Post Office Goes Live

For all of its history the Post Office has had a tradition (then a rule) that prohibited living persons (and the recent dead) from being pictured on postage stamps. The rule required a ten year grace period after death before being on a stamp except in the case of deceased Presidents, who were eligible immediately upon death. This rule was originally a policy that grew out of tradition. The first United States postage stamps pictured the first Postmaster General, Benjamin Franklin, and the second postage stamp pictured our first President, George Washington. New issues of stamps were unusual during the Nineteenth Century and the tradition of  picturing only deceased people on our stamps was easy to establish and maintain. Lincoln was the most recently departed to grace a stamp when he appeared on the 1869 issue, only four years after his assasination. The tradition of only portraying the deceased was finally codefied in the 1930s after the Arbor Day issue. The Arbor Day stamp seemed innocent enough, a young boy and girl planting a tree. But soon the furor errupted. They were real children with real names. The spector of postal propaganda was raised-postal issues being used by a dominant political party to advance their agenda.

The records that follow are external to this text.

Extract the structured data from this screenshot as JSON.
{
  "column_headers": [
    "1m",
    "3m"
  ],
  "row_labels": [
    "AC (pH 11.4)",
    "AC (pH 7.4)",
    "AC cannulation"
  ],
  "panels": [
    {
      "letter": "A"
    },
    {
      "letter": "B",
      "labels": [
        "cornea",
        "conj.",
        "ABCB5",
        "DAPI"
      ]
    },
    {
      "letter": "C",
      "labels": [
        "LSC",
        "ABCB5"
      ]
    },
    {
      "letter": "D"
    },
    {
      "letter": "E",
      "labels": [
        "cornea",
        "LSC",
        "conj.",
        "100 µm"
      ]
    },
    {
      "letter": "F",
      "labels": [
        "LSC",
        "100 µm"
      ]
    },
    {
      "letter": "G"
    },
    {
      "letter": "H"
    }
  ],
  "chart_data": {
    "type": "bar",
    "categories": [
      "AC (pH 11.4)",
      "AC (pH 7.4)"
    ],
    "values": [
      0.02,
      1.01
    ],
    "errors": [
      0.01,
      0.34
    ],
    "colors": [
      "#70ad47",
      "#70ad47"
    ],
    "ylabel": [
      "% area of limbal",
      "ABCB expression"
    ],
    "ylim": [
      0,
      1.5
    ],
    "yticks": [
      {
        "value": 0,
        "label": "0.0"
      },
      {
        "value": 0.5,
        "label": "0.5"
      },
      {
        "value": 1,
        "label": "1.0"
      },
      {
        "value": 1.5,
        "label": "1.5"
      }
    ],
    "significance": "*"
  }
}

To mitagate this fear,  a rule was drafted that has remained in effect for over eighty years. The purpose of the ten years after death componant of the rule was to insure that the person commemorated had stood the test of time and was not just enjoying their fifteen minutes of fame.  It was this internal Post Office rule that was waived this week and now we will see new issue postage stamps featuring living people. The effect of this change on our hobby will be profound and long lasting.